Railways and Commemoration: Anniversaries, Commemorative Cultures, and the Making of Railway History
Supervisor: Dr Geoffrey Cubitt
My thesis examines the commemoratives cultures of the British Railway industry from the mid-nineteenth century to the present. This project researches the forms of commemoration connected to the industry and how these practices influence popular narratives about its history by examining large-scale public celebrations, the internal commemorative cultures of companies and unions, and the use of commemoration in developing heroic identities of engineers. This project is a collaborative doctoral award funded by the White Rose College of Arts and Humanities, and co-supervised by the University of York and the National Railway Museum.

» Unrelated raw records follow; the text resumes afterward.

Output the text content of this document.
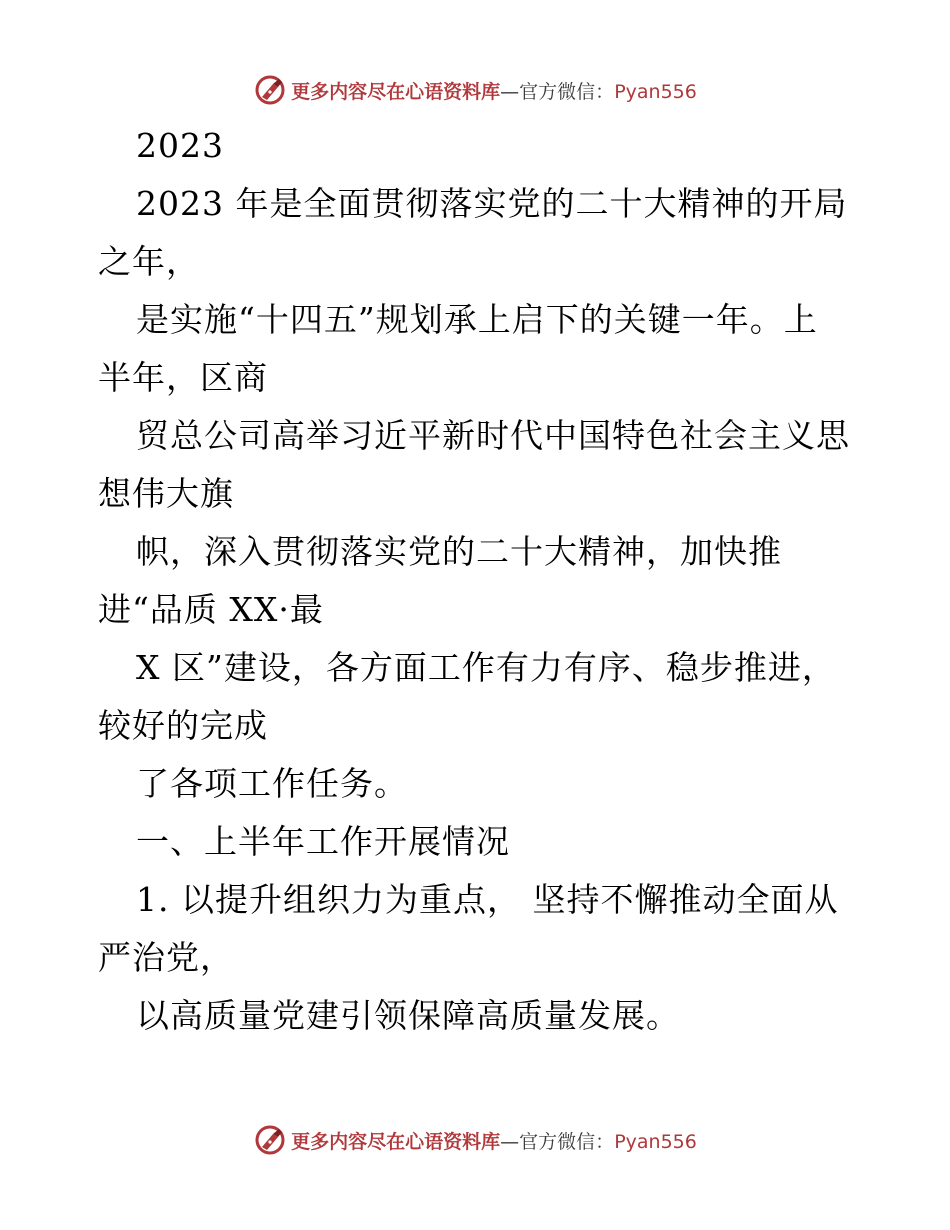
更多内容尽在心语资料库—官方微信：Pyan556
2023
2023 年是全面贯彻落实党的二十大精神的开局
之年，
是实施“十四五”规划承上启下的关键一年。上
半年，区商
贸总公司高举习近平新时代中国特色社会主义思
想伟大旗
帜，深入贯彻落实党的二十大精神，加快推
进“品质 XX·最
X 区”建设，各方面工作有力有序、稳步推进，
较好的完成
了各项工作任务。
一、上半年工作开展情况
1. 以提升组织力为重点， 坚持不懈推动全面从
严治党，
以高质量党建引领保障高质量发展。
更多内容尽在心语资料库—官方微信：Pyan556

My wider research interests include: commemoration, railway history, technological history, memory, identity, community identity, the use of the past for advertising, heroes, social history, cultural history, physical historical traces, the built environment, memorials, public history, public engagement with the past, television history, ethics of television history, authenticity and accuracy of public history, museums, exhibition design, archival and museum collections acquisitions/management, digital humanities.
Alongside my research, I co-chair of the IPUP Postgraduate Forum and collaboratively work on events with the archaeology department. I regularly assist with and organise events that the public are invited to engage with, such as talks and workshops through IPUP and the National Railway Museum. I am also working as a researcher for Hidden Histories, which aims to use interesting and engaging digital content to encourage the public to connect with their past as a way of understanding the present and protecting their future.